Faced with rocketing oil prices in the early 1970s and an increasingly militant coal mining industry, the Heath government’s ill-fated move to ration energy use by industry and commerce was energy conservation taken to the extreme.
It did, however, leave two long-lasting legacies. Energy would never again be thought of as a cheap commodity — and the coal industry found itself decimated during the 1980s.
Notwithstanding that, coal continued to be the major energy source for power generation until being supplanted by natural gas from the early 1990s onwards. Even then, the scale of the industry — or at least those parts of it remaining — could be gauged from the fact that some of the largest UK process plant construction projects of that time (and for some time since) were the flue gas desulphurisation (FGD) plants being installed at major coal-fired power stations.

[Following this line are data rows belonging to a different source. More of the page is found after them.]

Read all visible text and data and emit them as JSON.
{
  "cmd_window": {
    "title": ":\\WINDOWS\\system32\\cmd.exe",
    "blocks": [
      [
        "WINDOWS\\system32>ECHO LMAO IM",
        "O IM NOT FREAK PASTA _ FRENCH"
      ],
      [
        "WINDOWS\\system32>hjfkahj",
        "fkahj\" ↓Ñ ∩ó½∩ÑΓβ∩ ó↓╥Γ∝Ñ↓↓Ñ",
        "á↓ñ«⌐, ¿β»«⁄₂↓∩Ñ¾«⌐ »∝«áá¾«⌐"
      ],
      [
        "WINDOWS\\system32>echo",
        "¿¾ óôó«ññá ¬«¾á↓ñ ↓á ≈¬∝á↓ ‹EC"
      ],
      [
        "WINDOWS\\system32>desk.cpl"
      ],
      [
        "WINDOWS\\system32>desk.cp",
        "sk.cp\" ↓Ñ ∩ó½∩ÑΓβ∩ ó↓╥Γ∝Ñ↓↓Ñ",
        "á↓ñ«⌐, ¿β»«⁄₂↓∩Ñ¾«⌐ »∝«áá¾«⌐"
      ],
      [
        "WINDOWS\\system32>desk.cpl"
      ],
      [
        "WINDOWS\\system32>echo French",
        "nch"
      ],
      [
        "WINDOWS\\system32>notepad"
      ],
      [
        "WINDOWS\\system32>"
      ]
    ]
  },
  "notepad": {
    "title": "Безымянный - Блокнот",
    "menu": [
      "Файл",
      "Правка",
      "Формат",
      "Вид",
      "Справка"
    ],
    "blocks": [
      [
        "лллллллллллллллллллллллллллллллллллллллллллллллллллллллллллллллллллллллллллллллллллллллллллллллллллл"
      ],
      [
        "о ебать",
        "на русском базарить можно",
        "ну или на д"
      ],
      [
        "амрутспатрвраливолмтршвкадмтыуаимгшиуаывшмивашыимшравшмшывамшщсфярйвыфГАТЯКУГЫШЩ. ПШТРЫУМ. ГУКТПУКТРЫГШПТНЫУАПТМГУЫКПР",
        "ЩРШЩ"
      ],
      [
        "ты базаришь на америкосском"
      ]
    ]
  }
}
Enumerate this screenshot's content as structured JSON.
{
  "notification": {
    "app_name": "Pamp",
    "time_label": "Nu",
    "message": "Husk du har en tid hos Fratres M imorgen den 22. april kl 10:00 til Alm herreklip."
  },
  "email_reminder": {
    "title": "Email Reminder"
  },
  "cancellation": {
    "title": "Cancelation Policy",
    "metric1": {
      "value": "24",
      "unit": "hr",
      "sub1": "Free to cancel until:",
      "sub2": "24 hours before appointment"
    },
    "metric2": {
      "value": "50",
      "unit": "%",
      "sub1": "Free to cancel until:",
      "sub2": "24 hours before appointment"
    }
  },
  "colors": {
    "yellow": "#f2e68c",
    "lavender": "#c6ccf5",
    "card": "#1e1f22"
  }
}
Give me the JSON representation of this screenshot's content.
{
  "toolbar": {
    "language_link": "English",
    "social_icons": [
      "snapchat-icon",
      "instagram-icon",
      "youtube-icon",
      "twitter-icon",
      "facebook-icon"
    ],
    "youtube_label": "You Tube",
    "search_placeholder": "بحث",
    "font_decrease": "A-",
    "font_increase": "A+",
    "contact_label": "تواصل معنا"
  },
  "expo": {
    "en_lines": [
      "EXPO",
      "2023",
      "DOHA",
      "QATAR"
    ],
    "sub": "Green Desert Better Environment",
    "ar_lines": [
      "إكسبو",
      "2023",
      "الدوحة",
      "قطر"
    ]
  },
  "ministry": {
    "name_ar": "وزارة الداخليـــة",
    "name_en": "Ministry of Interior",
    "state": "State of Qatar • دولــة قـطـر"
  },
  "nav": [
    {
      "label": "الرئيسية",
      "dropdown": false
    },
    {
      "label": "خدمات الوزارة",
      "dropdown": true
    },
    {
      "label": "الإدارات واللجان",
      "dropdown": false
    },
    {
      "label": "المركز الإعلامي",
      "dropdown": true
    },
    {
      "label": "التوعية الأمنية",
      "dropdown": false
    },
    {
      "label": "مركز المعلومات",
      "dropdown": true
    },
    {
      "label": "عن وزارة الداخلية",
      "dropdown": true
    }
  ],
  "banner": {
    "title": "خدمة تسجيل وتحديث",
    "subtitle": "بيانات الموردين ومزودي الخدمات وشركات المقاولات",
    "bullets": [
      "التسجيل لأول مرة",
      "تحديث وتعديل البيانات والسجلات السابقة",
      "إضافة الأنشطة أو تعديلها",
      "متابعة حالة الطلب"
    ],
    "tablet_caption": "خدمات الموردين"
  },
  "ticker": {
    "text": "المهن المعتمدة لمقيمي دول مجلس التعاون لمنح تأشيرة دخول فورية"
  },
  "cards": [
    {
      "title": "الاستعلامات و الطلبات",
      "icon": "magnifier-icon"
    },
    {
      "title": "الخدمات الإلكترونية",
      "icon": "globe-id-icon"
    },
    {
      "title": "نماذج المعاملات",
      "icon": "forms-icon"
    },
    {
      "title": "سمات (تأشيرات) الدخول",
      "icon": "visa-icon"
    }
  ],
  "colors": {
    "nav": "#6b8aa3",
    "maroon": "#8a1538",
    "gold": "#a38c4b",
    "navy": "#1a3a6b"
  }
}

The biggest of these was, and still is despite its current economic problems, Drax in Selby, North Yorkshire. Supplying some 7% of the nation’s electricity, the 4000MW Drax station was the first, and largest, station to be retrofitted with FGD plants.
These six chemical plants, for that is what they really are, recover 90% of the station’s SO2 emissions, or 280 000tpa. And, the station continues to enhance its ‘green’ credentials with its commitment to a NOx reduction programme to meet its obligations under the EU’s Large Combustion Plant Directive well before its implementation in 2008.
As with the previous FGD programme, the NOx technology at Drax is also now being rolled out to other coal-fired stations.
‘King Coal’ might long have lost its crown, but UK-developed clean-coal technologies clearly still have an important role to play both here and abroad, where countries such as China still see great value in coal.